Viswanath Satish E, Tiwari Pallavi, Lee George, Madabhushi Anant
Department of Biomedical Engineering, Case Western Reserve University, 10900 Euclid Ave, Wickenden 523, Cleveland, OH, USA.
BMC Med Imaging. 2017 Jan 5;17(1):2. doi: 10.1186/s12880-016-0172-6.
With a wide array of multi-modal, multi-protocol, and multi-scale biomedical data being routinely acquired for disease characterization, there is a pressing need for quantitative tools to combine these varied channels of information. The goal of these integrated predictors is to combine these varied sources of information, while improving on the predictive ability of any individual modality. A number of application-specific data fusion methods have been previously proposed in the literature which have attempted to reconcile the differences in dimensionalities and length scales across different modalities. Our objective in this paper was to help identify metholodological choices that need to be made in order to build a data fusion technique, as it is not always clear which strategy is optimal for a particular problem. As a comprehensive review of all possible data fusion methods was outside the scope of this paper, we have focused on fusion approaches that employ dimensionality reduction (DR).
In this work, we quantitatively evaluate 4 non-overlapping existing instantiations of DR-based data fusion, within 3 different biomedical applications comprising over 100 studies. These instantiations utilized different knowledge representation and knowledge fusion methods, allowing us to examine the interplay of these modules in the context of data fusion. The use cases considered in this work involve the integration of (a) radiomics features from T2w MRI with peak area features from MR spectroscopy for identification of prostate cancer in vivo, (b) histomorphometric features (quantitative features extracted from histopathology) with protein mass spectrometry features for predicting 5 year biochemical recurrence in prostate cancer patients, and (c) volumetric measurements on T1w MRI with protein expression features to discriminate between patients with and without Alzheimers' Disease.
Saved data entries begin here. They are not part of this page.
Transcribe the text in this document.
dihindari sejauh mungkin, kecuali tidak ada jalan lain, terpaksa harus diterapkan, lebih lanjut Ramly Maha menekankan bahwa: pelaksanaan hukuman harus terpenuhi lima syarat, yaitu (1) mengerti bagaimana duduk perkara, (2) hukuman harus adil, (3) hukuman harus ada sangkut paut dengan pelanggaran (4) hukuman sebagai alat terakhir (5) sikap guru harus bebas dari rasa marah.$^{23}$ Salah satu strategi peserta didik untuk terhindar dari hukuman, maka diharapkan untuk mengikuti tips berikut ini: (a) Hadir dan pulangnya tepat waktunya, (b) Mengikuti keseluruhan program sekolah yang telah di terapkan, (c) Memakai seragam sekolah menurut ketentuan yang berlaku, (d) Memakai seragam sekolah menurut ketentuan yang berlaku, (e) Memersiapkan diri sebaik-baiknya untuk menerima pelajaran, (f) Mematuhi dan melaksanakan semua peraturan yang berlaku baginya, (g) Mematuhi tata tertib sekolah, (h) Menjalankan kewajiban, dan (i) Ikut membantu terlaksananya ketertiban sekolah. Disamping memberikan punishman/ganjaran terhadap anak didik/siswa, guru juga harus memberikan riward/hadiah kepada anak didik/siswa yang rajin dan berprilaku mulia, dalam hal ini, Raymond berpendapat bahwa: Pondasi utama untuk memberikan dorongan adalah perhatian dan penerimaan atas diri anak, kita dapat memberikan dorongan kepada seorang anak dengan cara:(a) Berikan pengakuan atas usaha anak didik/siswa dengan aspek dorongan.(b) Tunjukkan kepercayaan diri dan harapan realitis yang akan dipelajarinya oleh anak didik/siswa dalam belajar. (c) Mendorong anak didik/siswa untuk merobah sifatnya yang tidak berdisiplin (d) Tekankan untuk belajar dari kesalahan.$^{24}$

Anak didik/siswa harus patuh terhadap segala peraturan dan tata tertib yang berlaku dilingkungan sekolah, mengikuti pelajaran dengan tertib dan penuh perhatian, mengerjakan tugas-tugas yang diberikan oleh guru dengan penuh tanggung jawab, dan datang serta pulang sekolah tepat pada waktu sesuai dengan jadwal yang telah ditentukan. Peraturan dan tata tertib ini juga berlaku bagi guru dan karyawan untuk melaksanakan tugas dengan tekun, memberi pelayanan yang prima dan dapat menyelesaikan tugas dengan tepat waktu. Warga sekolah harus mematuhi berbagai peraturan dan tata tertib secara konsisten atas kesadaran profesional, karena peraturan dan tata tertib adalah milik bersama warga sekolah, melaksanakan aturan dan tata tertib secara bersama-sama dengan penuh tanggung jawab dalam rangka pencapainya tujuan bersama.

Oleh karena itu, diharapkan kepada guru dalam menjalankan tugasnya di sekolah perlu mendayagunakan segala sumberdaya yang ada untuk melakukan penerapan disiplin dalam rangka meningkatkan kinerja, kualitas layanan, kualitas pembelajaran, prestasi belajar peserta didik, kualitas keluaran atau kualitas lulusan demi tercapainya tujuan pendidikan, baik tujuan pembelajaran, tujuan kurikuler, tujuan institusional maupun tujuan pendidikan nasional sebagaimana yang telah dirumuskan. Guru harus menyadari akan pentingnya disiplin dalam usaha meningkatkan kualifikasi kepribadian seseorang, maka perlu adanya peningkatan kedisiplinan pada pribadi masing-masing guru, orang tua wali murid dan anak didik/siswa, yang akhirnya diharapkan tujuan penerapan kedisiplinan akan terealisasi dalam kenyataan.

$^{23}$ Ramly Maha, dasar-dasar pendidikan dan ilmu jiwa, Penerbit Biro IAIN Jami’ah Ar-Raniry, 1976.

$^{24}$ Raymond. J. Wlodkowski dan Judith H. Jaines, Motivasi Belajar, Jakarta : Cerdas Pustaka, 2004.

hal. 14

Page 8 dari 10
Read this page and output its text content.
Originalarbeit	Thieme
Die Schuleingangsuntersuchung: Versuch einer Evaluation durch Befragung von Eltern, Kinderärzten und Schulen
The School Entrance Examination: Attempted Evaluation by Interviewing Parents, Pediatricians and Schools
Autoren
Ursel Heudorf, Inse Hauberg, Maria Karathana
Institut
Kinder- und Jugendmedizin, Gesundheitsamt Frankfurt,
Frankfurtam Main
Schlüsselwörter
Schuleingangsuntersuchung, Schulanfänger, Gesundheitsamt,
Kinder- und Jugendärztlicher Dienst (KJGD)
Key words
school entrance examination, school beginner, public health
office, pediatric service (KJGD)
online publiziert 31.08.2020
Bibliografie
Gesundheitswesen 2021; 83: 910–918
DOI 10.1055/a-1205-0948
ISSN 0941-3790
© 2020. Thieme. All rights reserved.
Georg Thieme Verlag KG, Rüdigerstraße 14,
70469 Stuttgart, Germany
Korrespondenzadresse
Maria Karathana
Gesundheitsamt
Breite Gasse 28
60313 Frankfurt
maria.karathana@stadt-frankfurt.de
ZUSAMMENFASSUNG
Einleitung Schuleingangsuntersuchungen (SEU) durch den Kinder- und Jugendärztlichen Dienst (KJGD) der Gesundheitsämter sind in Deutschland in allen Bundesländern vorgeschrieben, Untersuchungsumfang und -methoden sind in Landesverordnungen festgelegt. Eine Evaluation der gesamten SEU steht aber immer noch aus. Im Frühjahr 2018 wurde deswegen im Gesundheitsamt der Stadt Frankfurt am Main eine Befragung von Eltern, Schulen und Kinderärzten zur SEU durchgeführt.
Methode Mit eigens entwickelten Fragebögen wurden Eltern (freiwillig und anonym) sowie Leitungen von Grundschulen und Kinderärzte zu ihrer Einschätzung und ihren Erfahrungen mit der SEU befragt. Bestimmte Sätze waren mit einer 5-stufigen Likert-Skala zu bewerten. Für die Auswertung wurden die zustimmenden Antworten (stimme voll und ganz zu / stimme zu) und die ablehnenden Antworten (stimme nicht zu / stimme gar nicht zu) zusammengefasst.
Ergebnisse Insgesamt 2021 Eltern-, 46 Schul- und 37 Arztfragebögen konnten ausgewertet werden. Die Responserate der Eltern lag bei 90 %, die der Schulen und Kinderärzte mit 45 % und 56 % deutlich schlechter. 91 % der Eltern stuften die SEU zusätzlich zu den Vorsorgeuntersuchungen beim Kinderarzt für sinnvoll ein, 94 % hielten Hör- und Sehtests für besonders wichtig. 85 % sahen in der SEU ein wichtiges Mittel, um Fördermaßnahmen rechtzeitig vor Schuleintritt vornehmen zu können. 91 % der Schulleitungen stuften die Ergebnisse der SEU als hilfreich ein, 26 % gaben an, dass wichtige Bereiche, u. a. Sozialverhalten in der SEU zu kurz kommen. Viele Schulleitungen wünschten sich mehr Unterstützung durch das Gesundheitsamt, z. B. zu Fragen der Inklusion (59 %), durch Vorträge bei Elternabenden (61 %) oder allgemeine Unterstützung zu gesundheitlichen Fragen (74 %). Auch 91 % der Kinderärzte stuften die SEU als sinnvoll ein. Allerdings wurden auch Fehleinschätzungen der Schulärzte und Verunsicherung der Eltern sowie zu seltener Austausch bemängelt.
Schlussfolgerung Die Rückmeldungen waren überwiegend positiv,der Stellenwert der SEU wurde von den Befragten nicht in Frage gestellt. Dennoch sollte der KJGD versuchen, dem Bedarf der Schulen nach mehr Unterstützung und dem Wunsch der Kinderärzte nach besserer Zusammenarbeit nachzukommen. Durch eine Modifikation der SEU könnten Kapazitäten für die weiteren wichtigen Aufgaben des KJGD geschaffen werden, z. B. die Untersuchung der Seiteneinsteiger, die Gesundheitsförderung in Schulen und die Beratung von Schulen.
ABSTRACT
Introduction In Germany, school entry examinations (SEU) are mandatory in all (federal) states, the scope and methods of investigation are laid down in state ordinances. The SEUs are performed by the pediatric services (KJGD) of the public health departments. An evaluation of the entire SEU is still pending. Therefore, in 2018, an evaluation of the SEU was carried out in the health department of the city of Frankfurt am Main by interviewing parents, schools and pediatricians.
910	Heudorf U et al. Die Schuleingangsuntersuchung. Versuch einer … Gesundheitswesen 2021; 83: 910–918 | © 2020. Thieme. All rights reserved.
Our preliminary results in these specific use cases indicated that the use of kernel representations in conjunction with DR-based fusion may be most effective, as a weighted multi-kernel-based DR approach resulted in the highest area under the ROC curve of over 0.8. By contrast non-optimized DR-based representation and fusion methods yielded the worst predictive performance across all 3 applications. Our results suggest that when the individual modalities demonstrate relatively poor discriminability, many of the data fusion methods may not yield accurate, discriminatory representations either. In summary, to outperform the predictive ability of individual modalities, methodological choices for data fusion must explicitly account for the sparsity of and noise in the feature space.
随着用于疾病特征描述的多模态、多协议和多尺度生物医学数据不断被常规获取,迫切需要定量工具来整合这些多样的信息渠道。这些集成预测器的目标是整合这些多样的信息源,同时提高任何单一模态的预测能力。文献中先前已经提出了许多特定应用的数据融合方法,这些方法试图协调不同模态之间维度和长度尺度的差异。我们在本文中的目标是帮助确定构建数据融合技术时需要做出的方法选择,因为对于特定问题哪种策略最优并不总是清晰的。由于全面回顾所有可能的数据融合方法超出了本文的范围,我们专注于采用降维(DR)的融合方法。
在这项工作中,我们在包含超过100项研究的3种不同生物医学应用中,对基于DR的数据融合的4种不重叠的现有实例进行了定量评估。这些实例利用了不同的知识表示和知识融合方法,使我们能够在数据融合的背景下研究这些模块之间的相互作用。这项工作中考虑的用例包括:(a)将T2加权磁共振成像(MRI)的影像组学特征与磁共振波谱的峰面积特征相结合,用于体内前列腺癌的识别;(b)组织形态计量学特征(从组织病理学中提取的定量特征)与蛋白质质谱特征相结合,用于预测前列腺癌患者的5年生化复发;(c)T1加权MRI的体积测量与蛋白质表达特征相结合,以区分患有和未患有阿尔茨海默病的患者。
我们在这些特定用例中的初步结果表明,将核表示与基于DR的融合结合使用可能是最有效的,因为基于加权多核的DR方法在ROC曲线下面积方面表现最佳,超过了0.8。相比之下,未优化的基于DR的表示和融合方法在所有3种应用中产生了最差的预测性能。我们的结果表明,当各个模态的可区分性相对较差时,许多数据融合方法可能也无法产生准确的、有区分性的表示。总之,为了超越单个模态的预测能力,数据融合的方法选择必须明确考虑特征空间的稀疏性和噪声。